In Memorium – Luc Montagnier, The Discoverer of HIV

I don’t know how well-known Luc Montagnier is to the general public, but in my field of virology he was both a giant and a controversial figure. I only met him once as my wife and I had dinner with him and several other scientists at a small HIV meeting in Austin, Texas in 2012. While I didn’t know him well personally, I’ve known about his scientific portfolio since my early training days in science. His most famous accomplishment was the 1983 discovery of the human immunodeficiency virus (HIV), the causative agent of AIDS (Acquired Immunodeficiency Syndrome), a discovery that earned him the 2008 Nobel Prize in Physiology or Medicine. Born in Chabris, France in 1932, he survived both a near-fatal traffic accident as a five-year-old and then the Nazi occupation of France. After the war, he became interested in science and pursued this educational path until he received his degree in medicine from the University of Paris in 1960. Fascinated by research, Dr. Montagnier was involved in various scientific studies throughout his formal education years. His early projects spanned a variety of areas including plant biology, cell culture technology, bacteriology, molecular biology, and eventually virology where he made his most impactful contributions. Working first in London and then Scotland, Dr. Montagnier studied a small oncogenic virus called polyomavirus and made two seminal advances. First, he developed a new test for assessing the cancerous nature of cells called the soft agar colony formation assay, an approach that became and remains a standard technique used by labs around the world. Second, he showed that polyomavirus DNA alone was able to transform normal cells into cancerous ones, so the whole virus itself was not necessary for oncogenesis, just its genetic material. This observation confirmed that viral-induced cellular transformation was due to viral genes, a concept that became a basic principle of viral oncology.

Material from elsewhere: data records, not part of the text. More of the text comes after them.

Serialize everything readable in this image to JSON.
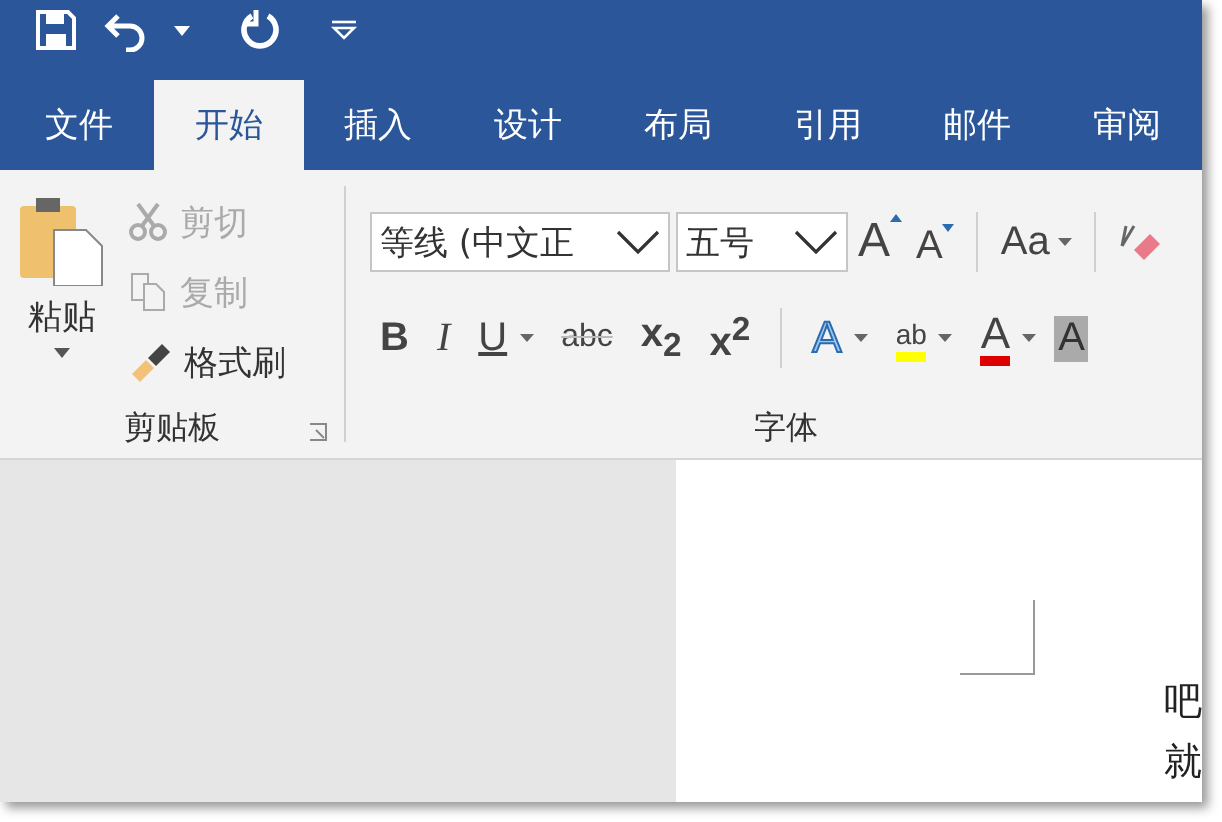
{
  "tabs": [
    {
      "label": "文件",
      "selected": false
    },
    {
      "label": "开始",
      "selected": true
    },
    {
      "label": "插入",
      "selected": false
    },
    {
      "label": "设计",
      "selected": false
    },
    {
      "label": "布局",
      "selected": false
    },
    {
      "label": "引用",
      "selected": false
    },
    {
      "label": "邮件",
      "selected": false
    },
    {
      "label": "审阅",
      "selected": false
    }
  ],
  "clipboard": {
    "paste": "粘贴",
    "items": [
      {
        "kind": "cut",
        "label": "剪切",
        "disabled": true
      },
      {
        "kind": "copy",
        "label": "复制",
        "disabled": true
      },
      {
        "kind": "painter",
        "label": "格式刷",
        "disabled": false
      }
    ],
    "group_label": "剪贴板"
  },
  "font": {
    "font_name": "等线 (中文正",
    "font_size": "五号",
    "grow": "A",
    "shrink": "A",
    "change_case": "Aa",
    "format_buttons": [
      {
        "kind": "bold",
        "label": "B"
      },
      {
        "kind": "italic",
        "label": "I"
      },
      {
        "kind": "underline",
        "label": "U"
      },
      {
        "kind": "strike",
        "label": "abc"
      },
      {
        "kind": "sub",
        "label": "x$_{2}$"
      },
      {
        "kind": "sup",
        "label": "x$^{2}$"
      }
    ],
    "effects": "A",
    "highlight": "ab",
    "font_color": "A",
    "shading": "A",
    "group_label": "字体"
  },
  "document": {
    "lines": [
      "吧",
      "就"
    ]
  }
}
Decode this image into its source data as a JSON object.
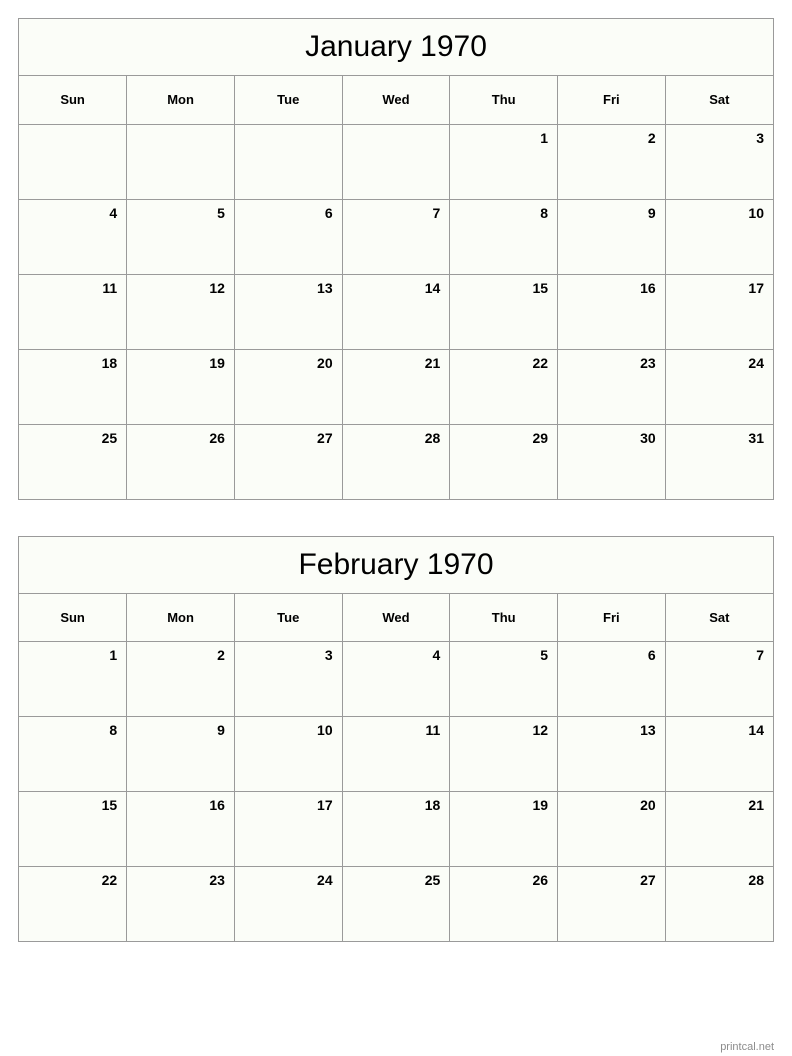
{
  "footer": {
    "attribution": "printcal.net"
  },
  "weekday_headers": [
    "Sun",
    "Mon",
    "Tue",
    "Wed",
    "Thu",
    "Fri",
    "Sat"
  ],
  "months": [
    {
      "title": "January 1970",
      "weeks": [
        [
          "",
          "",
          "",
          "",
          "1",
          "2",
          "3"
        ],
        [
          "4",
          "5",
          "6",
          "7",
          "8",
          "9",
          "10"
        ],
        [
          "11",
          "12",
          "13",
          "14",
          "15",
          "16",
          "17"
        ],
        [
          "18",
          "19",
          "20",
          "21",
          "22",
          "23",
          "24"
        ],
        [
          "25",
          "26",
          "27",
          "28",
          "29",
          "30",
          "31"
        ]
      ]
    },
    {
      "title": "February 1970",
      "weeks": [
        [
          "1",
          "2",
          "3",
          "4",
          "5",
          "6",
          "7"
        ],
        [
          "8",
          "9",
          "10",
          "11",
          "12",
          "13",
          "14"
        ],
        [
          "15",
          "16",
          "17",
          "18",
          "19",
          "20",
          "21"
        ],
        [
          "22",
          "23",
          "24",
          "25",
          "26",
          "27",
          "28"
        ]
      ]
    }
  ]
}
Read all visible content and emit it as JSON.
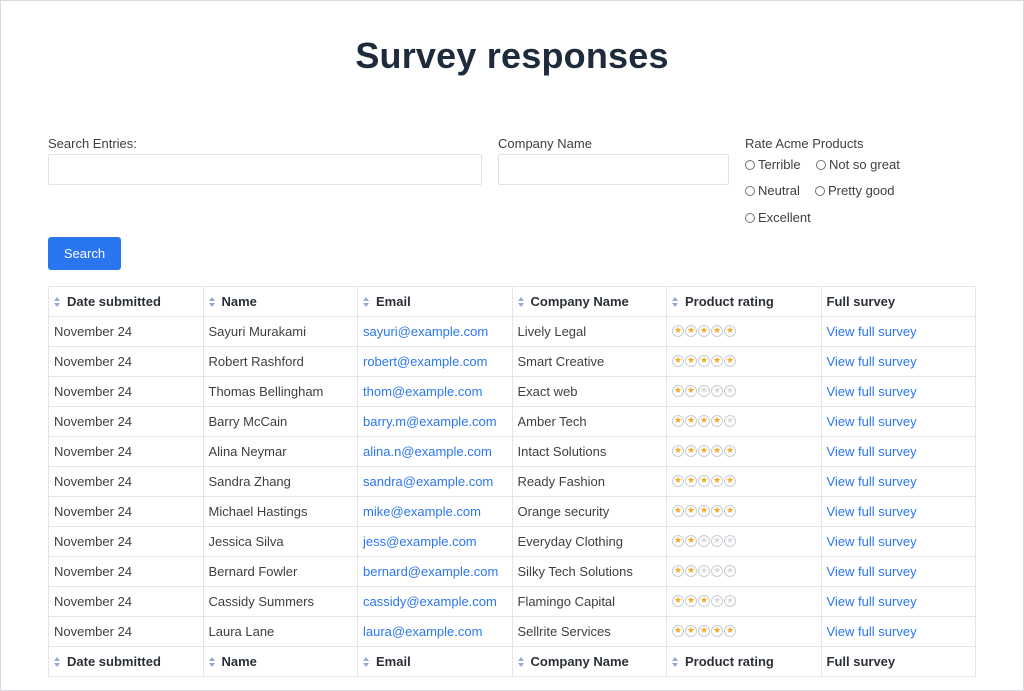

After his work with polyomavirus, Dr. Montagnier’s interest turned to a type of RNA virus known as a retrovirus. Returning to France in 1972 to head a Department of Virology at the Pasteur Institute, for the next 10 years his lab focused on these viruses. During that period they developed considerable expertise in isolating, growing, and analyzing retroviruses. By 1982,  the AIDS field was suspicious that the causative agent of the disease was an unknown virus, possibly a retrovirus, and Dr. Montagnier’s expertise positioned him to quickly attack this problem. Working with clinical collaborators, Dr. Montagnier received a lymph node biopsy from an AIDS patient in early 1983. Using the techniques and approaches developed in his lab, within months they were able to grow cells from the biopsy sample and isolate the virus that eventually was designated HIV. While many other labs and investigators worldwide contributed to the HIV-AIDS story, Dr. Montagnier’s successful isolation of HIV remains a landmark achievement that dramatically advanced the field. With the causative virus identified, diagnostic tests and antiviral therapies rapidly followed, and HIV-AIDS went from a death sentence to a manageable chronic disease.

The controversies surrounding Dr. Montagnier came in the latter stage of his career. He began to embrace fringe ideas and scientific beliefs that were largely discredited as pseudoscience. Many former colleagues publically repudiated him and his strange assertions, yet Montagnier remained defiant and unapologetic for his beliefs. It seems an unexpected end to a brilliant career, and I prefer to remember his seminal achievements rather than the bizarre postulations of his final years. Rest in peace Dr. Montagnier.